Después de tres largos meses, y lo que nos quede, de Estado de Alarma, de confinamiento, de desesperación para algunos, para otros no tanto, de reflexión, de miedo, de incertidumbre, de ponerle todos los días un plato de comida a Fernando Simón (lo digo con cariño), los ciudadanos tenemos ya algunas cosas meridianamente claras. La primera es que la madre naturaleza nos puede dar el alto cuando quiera. Nadie puede detenerla. Así que es mejor que la tengamos medio contenta porque si se cabrea... La segunda es que si la madre naturaleza desata su furia a través de una crisis sanitaria, las consecuencias no se reducen únicamente al ámbito sanitario, es decir, no se trata únicamente de una cuestión de enfermos, curados, fallecidos, sino que la sombra del ciprés se alarga muy considerablemente hacia todos los ámbitos: la cultura, la política, la economía, la educación. Toda la sociedad, cualquier resquicio de la misma, se ha visto y se verá afectada durante largo tiempo por esta crisis pandémica global de garras, como decimos, muy amplias. Y la tercera es que toda la ciudadanía global comienza a ser seriamente consciente de la necesidad de cambios: en nuestra forma de vivir, en nuestra forma de consumir, en nuestra forma de relacionarnos los unos con los otros y, por supuesto, en nuestra forma de relacionarnos con la casa común que nos da cobijo a todos desde hace miles de años.
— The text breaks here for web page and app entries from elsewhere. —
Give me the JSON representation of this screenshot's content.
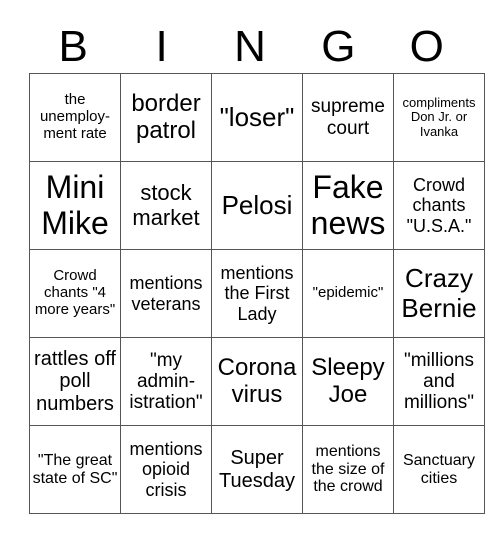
{
  "header": {
    "letters": [
      "B",
      "I",
      "N",
      "G",
      "O"
    ]
  },
  "board": {
    "rows": [
      [
        "the unemploy-ment rate",
        "border patrol",
        "\"loser\"",
        "supreme court",
        "compliments Don Jr. or Ivanka"
      ],
      [
        "Mini Mike",
        "stock market",
        "Pelosi",
        "Fake news",
        "Crowd chants \"U.S.A.\""
      ],
      [
        "Crowd chants \"4 more years\"",
        "mentions veterans",
        "mentions the First Lady",
        "\"epidemic\"",
        "Crazy Bernie"
      ],
      [
        "rattles off poll numbers",
        "\"my admin-istration\"",
        "Corona virus",
        "Sleepy Joe",
        "\"millions and millions\""
      ],
      [
        "\"The great state of SC\"",
        "mentions opioid crisis",
        "Super Tuesday",
        "mentions the size of the crowd",
        "Sanctuary cities"
      ]
    ]
  }
}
Después de considerar este estado de la cuestión, es decir, los asuntos que tenemos absolutamente, o casi, claros, debemos buscar el origen desde donde deberíamos partir hacia un nuevo modelo de sociedad y hacia un nuevo modelo de contrato social. Es necesario retroceder hasta el punto en el que comenzamos a equivocarnos, hasta el momento en que comenzó a agrandarse la brecha radicalmente indigna en la que nos vemos sumidos a nivel planetario y que sigue generando no sólo problemas sanitarios, a veces casi inevitables, sino problemas económicos, injusticias sociales, corrupciones políticas que parecen no tener un final. Retroceder de manera literal no es posible, ni siquiera, diría, es posible, fijar un momento determinado de la historia en el que comenzásemos a desviarnos del camino correcto, entre otros asuntos porque las interpretaciones serían múltiples y porque además tendríamos que fijar qué entendemos por camino correcto. No es una cuestión de ideologías, ni de sistemas económicos, ni de culturas. Es, básicamente, una cuestión de ética. Pero ya no podemos esconder durante más tiempo que necesitamos urgentemente un proyecto ético dirigido hacia el Bien Común. Mi propuesta no es nada original. Releo en estos días un libro escrito hace ya justo una treintena de años y que parecía, de alguna forma, predecir lo que verdaderamente necesitamos: un proyecto ético global y común. Se trata del Proyecto de una Ética Mundial de Hans Küng.

Termino citando algunos párrafos del citado volumen: «El mensaje para el tercer milenio podría concretarse así: Responsabilidad de la comunidad mundial con respecto a su propio futuro. Responsabilidad para con el ámbito común y el medio ambiente». «En los umbrales del tercer milenio, se impone con más urgencia que nunca la cuestión cardinal de la ética: ¿bajo qué condiciones fundamentales podemos sobrevivir con una vida humana en una tierra habitable, programando humanamente nuestra vida individual y social? ¿Qué presupuestos son necesarios para salvar la civilización humana en el tercer milenio? ¿A qué principio básico habrán de atenerse los responsables de la política, de la economía, la ciencia y la religión?». «El hombre ha de ser más de lo que es: ha de ser más humano...y de una forma totalmente nueva». El compromiso ciudadano para responder a todas estas preguntas no puede esperar más.